NFT Residency Curator Chad Knight gathered with Voice’s lead technologist William Anderson and NFT heavyweights Olive Allen, Parrott, Stuz0r, Brilly, Shan Vincent de Paul and Karsen Woods this week on Clubhouse to discuss futurism and technology.
All immersed in the world of NFTs in various ways, the group discusses how the technology can be applied to all edges of the digital landscape. But what is the impact of NFTs on other emerging technologies, and how can artists leverage them for success?
Beyond the hype, NFTs offer a new path for emerging creators, says Knight.
The barrier to entry into NFTs is admittedly high for many creators, from the initial monetary investment to the environmental guilt to the required understanding of crypto. To boot, many artists don’t have access to the knowledge of how they can use emerging technologies in their creations.
Anderson imagines NFTs as the entry point for artists to the use of these innovative technologies, such as generative adversarial networks, virtual reality, 3D creation, and more.
“There’s still a huge gap between technologists and artists … After the initial hype has died down, there’s a lot to work on, and that time is right now,” says Allen.

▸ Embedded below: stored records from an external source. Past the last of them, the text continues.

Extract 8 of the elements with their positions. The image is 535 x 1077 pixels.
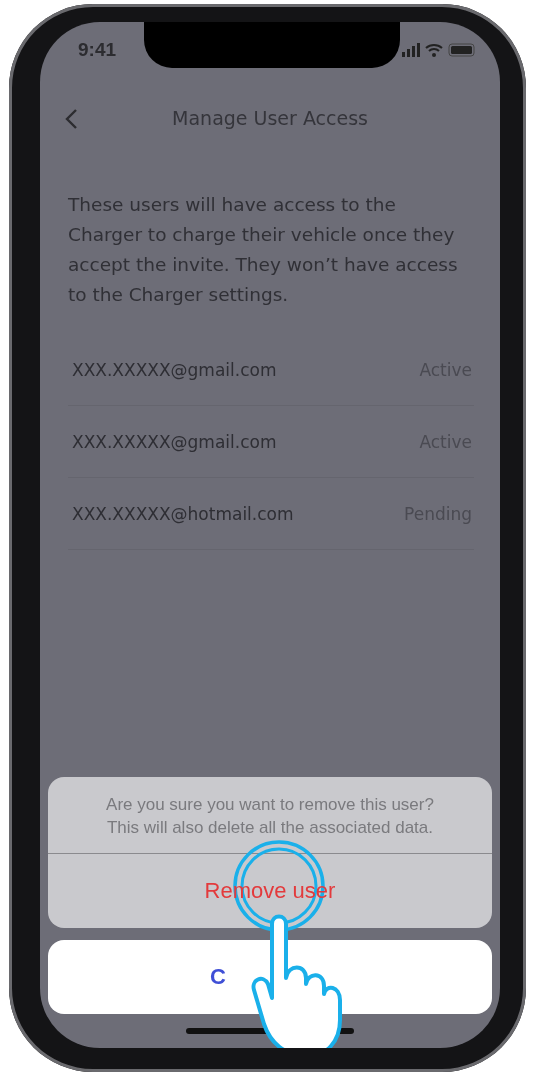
confirmation-message: Are you sure you want to remove this user? This will also delete all the associated data. <box>48 777 492 854</box>
back-icon[interactable] <box>64 108 78 130</box>
status-time: 9:41 <box>78 39 117 61</box>
user-email: XXX.XXXXX@hotmail.com <box>72 503 294 524</box>
user-email: XXX.XXXXX@gmail.com <box>72 359 277 380</box>
description-text: These users will have access to the Charger to charge their vehicle once they accept the invite. They won’t have access to the Charger settings. <box>68 193 459 307</box>
user-email: XXX.XXXXX@gmail.com <box>72 431 277 452</box>
screen-title: Manage User Access <box>172 107 368 129</box>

For many, NFTs have introduced a whole new world of possibility for their art and how they express themselves through creation. Developer, designer, and gamification enthusiast Parrott shared a bit about his most recent project called The Conversation, where collectors can earn aspects of a layered image and change it depending on their mood or preferences.

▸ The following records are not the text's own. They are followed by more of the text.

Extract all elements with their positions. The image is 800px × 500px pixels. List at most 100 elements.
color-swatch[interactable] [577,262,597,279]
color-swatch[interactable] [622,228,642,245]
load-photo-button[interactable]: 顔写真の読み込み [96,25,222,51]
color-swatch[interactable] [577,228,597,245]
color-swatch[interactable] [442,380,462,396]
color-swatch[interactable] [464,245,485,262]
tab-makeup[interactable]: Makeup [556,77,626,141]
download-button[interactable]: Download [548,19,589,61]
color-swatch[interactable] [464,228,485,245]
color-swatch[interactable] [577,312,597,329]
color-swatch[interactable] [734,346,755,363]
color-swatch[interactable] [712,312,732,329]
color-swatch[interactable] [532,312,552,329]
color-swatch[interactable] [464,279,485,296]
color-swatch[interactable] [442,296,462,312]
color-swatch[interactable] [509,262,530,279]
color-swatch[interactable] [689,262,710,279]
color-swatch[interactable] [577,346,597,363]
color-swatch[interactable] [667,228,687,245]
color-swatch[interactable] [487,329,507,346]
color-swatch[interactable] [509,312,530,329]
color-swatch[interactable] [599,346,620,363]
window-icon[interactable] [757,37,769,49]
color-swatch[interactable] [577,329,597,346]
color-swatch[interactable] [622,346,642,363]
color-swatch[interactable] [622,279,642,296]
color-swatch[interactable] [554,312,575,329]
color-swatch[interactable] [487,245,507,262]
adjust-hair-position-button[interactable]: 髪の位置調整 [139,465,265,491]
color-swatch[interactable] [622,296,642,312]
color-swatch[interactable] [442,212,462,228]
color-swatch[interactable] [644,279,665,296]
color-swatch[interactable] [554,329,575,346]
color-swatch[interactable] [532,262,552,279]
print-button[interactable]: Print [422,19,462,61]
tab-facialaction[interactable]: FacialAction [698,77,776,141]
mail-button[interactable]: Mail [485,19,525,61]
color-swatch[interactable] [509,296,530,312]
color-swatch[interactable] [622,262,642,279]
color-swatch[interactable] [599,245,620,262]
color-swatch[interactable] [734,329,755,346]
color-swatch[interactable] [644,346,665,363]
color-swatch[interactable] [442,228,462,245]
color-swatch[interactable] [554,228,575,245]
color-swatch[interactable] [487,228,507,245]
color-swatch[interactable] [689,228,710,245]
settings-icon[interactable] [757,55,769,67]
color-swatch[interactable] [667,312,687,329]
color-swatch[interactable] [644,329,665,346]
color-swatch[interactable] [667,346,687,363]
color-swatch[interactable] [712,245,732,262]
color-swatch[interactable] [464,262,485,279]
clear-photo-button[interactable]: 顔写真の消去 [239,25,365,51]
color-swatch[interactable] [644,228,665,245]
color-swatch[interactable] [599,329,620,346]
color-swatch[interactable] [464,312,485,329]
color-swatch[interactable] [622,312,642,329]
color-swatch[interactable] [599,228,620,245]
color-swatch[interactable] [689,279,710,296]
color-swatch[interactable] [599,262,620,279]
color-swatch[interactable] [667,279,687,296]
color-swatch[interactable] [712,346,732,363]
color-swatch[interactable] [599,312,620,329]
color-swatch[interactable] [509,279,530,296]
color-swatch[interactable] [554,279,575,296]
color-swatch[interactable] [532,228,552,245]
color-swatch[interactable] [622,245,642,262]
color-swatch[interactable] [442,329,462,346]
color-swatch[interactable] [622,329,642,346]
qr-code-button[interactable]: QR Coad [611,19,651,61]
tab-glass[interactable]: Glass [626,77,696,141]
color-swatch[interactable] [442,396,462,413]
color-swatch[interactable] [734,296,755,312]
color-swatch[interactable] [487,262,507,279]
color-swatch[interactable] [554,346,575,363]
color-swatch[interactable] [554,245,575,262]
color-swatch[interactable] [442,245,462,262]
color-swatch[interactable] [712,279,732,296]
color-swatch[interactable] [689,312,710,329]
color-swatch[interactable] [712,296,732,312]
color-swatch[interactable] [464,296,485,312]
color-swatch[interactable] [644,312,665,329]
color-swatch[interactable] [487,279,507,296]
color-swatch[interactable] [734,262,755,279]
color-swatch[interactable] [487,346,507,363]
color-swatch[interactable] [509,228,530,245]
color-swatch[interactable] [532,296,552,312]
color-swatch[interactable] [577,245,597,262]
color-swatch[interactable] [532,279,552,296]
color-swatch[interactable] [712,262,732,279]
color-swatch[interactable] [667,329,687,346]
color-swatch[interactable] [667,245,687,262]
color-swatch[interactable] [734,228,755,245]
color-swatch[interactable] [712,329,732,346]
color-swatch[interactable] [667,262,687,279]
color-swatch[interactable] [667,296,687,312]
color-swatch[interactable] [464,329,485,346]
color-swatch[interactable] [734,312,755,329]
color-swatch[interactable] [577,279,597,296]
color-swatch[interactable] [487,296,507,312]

“One of the coolest things about NFTs in particular is that up until now art has been made to be a one way street between artist and the consumer. There’s not much interaction or conversation,” says Parrott.

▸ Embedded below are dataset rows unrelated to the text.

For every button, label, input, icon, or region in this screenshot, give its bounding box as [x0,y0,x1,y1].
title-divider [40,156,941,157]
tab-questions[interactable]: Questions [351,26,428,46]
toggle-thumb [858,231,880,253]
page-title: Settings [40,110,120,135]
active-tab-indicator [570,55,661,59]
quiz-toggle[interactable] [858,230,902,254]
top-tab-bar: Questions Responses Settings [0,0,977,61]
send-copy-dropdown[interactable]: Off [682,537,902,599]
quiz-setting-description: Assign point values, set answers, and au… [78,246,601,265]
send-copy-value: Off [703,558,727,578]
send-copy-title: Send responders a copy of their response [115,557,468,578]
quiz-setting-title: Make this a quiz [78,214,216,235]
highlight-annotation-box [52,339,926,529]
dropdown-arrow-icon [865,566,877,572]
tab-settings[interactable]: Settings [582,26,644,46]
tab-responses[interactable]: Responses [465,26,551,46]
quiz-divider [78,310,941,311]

The Conversation is only one of many platforms exploring new ways of creation on the blockchain. In unanimous agreement, the creators on the panel say while many creators and celebrities came and went with the NFT boom, those who are still involved are here to stay — and are taking the time to bring more creativity and ingenuity to the conversation.
“Artists are pulling back and asking themselves what they really want to contribute to the space,” says Brilly. The only concern is the limitation is put on them by not knowing the possibilities that the technology has to offer.
“You can only have ideas about things you have knowledge of. If we don’t understand the technology it’s hard for us to figure out how to be creative with it,” says Knight.
“I think as creatives once we understand it more, we’re going to see some very interesting ways of misusing technology and combining technology to achieve really interesting results.”